Like satisfaction, LOS is influenced by a number of factors. Our expectation here was that the improved communication afforded by IDR would result in better discharge planning and continuity of care. Length of stay showed no change, however. One possible explanation is that, even if the hospital improved its ability to discharge patients, other aspects of care provision did not. A second issue was the role of the case manager. In many care models, case managers play a strong role in ensuring continuity of care and reducing LOS. In our study, their influence was not as strong as it might have been.
Limitations and Future Research
Measuring situation awareness in a finite way is a challenge, especially in real time and in applied settings. Existing methods of measurement include after-action reports, critical incident, and user testing.26 None of these are applicable in a setting where up to 41 patients are reviewed in an hour’s time. Consensus to end a review indicates staff acquired what they needed to know about a patient. This is a reasonable surrogate for situation awareness, but not a precise measure.
Only nurses received SBAR training, and the tools were designed for their use. In future efforts, staff training in SBAR and discipline-specific tools will be developed. Technology will be a game changer with IDR, requiring a rethinking of the results found here. Mobile, hyperlinked, touch-sensitive media tablets will alter how information is accessed and how staff engages one another verbally.

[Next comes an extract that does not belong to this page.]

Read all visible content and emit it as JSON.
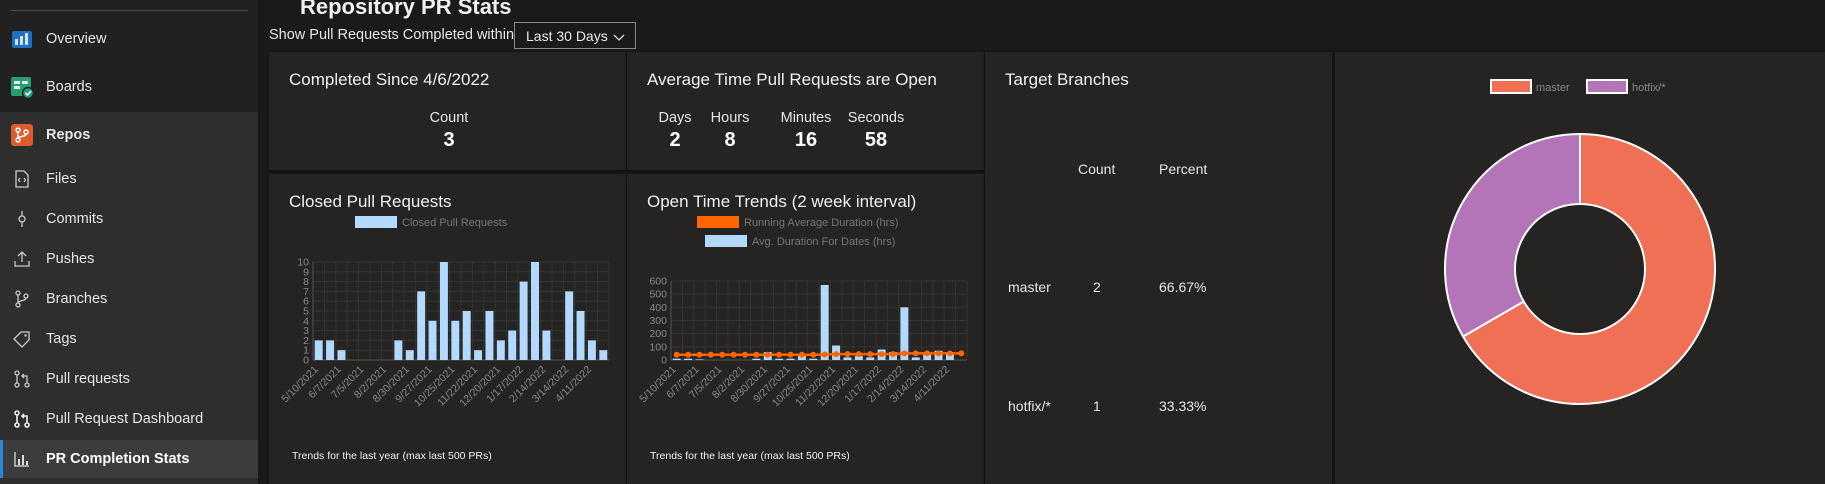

Situation-background-assessment-recommendation is straightforward to learn, but requires diligence in implementation. It is easy to revert to old habits and workarounds when pressed for time. Our results suggest SBAR provides a shortcut for communication while maintaining comprehensiveness and clarity, especially in an interdisciplinary setting. Interdisciplinary rounding, when performed regularly, not only provides the multiple perspectives desired, but it also reduces communication barriers between disciplines.
The consistency and structure of what and how information is communicated and the repeatability of daily IDR achieve TJC recommendations. These data support the notion that it also accelerates situation awareness among staff. This frees up time for dialog and the exchange of tacit knowledge, one of the benefits of face-to-face communication.14
Consistency and repeatability also benefit staff development. The effect on inexperienced nurses by enabling them to present as well as veteran nurses is beneficial to the team as well as the nurse. This im proves social capital and feelings of legitimacy.19 This is likely to have a similar impact on the non-nursing staff as well. Those less familiar with other disciplines will acclimate quicker under these circumstances.
There are challenges. A mobile group meeting moving through an M/S hallway can be easily distracted by calls, patients, family, other staff, and even the cleaning crew. Staff must be vigilant to keep these distractions from slowing the team. Care must be taken to protect patient privacy and confidentiality. A mobile team meeting is also difficult to support technologically, at least in terms of information displays. Nonetheless, the overall benefits of SBAR and IDR outweigh the challenges, and healthcare organizations should invest in their use.
Given the Centers for Medicare & Medicaid Services’ increased scrutiny of LOS, patient satisfaction, and patient safety, IDR and SBAR are not only good practice improvements, their implementation will have an impact on the bottom line.